ニキ・ウエ子さんは、恋人のオン・ゾーシ氏のことを、2人だけの時は(その時は、エヴァンジェリスト氏もいたが、そこにいないに等しい状況であったのだろう)、『オン』と呼んでいるらしい。

「まだいいよ」

オン・ゾーシ氏は、エヴァンジェリスト氏が聞いたことのない甘い声で返した。

1982年の冬、エヴァンジェリスト氏は、同期の1人であるオン・ゾーシ氏の依頼で、オン・ゾーシ氏がニキ・ウエ子さんと、スキー場に向うクルマ(セダン)に同乗していた(1人、後部座席に座っていた)。

キャンディよりも甘い関係の2人の会話に馬鹿馬鹿しくなったエヴァンジェリスト氏は、『硬直した』体のソノ部分を鎮める為にも眠ることとし、目を閉じた……..

「だってええ….」
「….でもさあ…」

どこか遠くに2人の会話が聞こえる。

「あの時、オンったらあ….」
「ニキだって」
「ふふ」

体のソノ部分は、一向に鎮まりそうではなかった。

『キュ、キュ、キューッ!』






「(うっ…..)」

セダンの前方席の2人の痴話を耳にしながら、うたた寝し、いつの間にか後部座席で横になっていたエヴァンジェリスト氏は、シートの背に体を打ち付けた。

「やべえ」
「大丈夫?」

エヴァンジェリスト氏も目を覚ました。

「(生きている)」
「ごめんね、エヴァさん」

オン・ゾーシ氏が、エヴァンジェリスト氏に詫びた。

「スリップしてね。
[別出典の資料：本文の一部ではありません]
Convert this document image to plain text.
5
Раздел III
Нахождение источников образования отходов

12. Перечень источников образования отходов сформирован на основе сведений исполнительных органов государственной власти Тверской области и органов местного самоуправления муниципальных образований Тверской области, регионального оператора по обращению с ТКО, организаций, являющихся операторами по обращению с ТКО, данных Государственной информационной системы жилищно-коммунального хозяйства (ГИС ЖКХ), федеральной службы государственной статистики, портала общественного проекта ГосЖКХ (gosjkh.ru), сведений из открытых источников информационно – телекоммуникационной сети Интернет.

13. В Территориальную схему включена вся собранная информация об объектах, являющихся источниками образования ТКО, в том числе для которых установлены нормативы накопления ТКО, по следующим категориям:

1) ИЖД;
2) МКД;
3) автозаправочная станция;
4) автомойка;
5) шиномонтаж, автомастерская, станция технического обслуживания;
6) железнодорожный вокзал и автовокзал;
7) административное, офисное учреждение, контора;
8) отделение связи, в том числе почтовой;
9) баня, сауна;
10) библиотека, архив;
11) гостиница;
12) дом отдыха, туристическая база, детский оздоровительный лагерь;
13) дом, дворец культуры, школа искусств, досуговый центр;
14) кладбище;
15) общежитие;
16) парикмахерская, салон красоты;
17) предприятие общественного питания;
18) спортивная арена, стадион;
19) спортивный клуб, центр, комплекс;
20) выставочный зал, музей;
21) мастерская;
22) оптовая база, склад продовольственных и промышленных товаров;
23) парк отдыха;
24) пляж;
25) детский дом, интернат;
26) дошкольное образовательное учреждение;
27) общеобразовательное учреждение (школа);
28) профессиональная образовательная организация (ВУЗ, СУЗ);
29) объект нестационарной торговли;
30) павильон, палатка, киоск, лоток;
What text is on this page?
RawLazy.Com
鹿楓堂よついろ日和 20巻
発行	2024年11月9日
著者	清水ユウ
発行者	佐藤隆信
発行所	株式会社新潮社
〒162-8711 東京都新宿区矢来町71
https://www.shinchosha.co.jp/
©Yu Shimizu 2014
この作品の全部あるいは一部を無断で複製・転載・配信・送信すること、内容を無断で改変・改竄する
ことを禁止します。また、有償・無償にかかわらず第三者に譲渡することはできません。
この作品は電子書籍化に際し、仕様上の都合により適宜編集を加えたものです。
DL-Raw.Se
この坂は無理かなあ…..」

セダンは、坂道にあった。やや急なその坂道を登り切れず、スリップして下にずり落ちたようであった。

坂道は、凍結していたようなのだ。



「ああ…..」
「軽井沢のここを通った方が早いんだけどねえ」
「軽井沢……」

と、独り言ちたエヴァンジェリスト氏は、そのまま口を開けていた。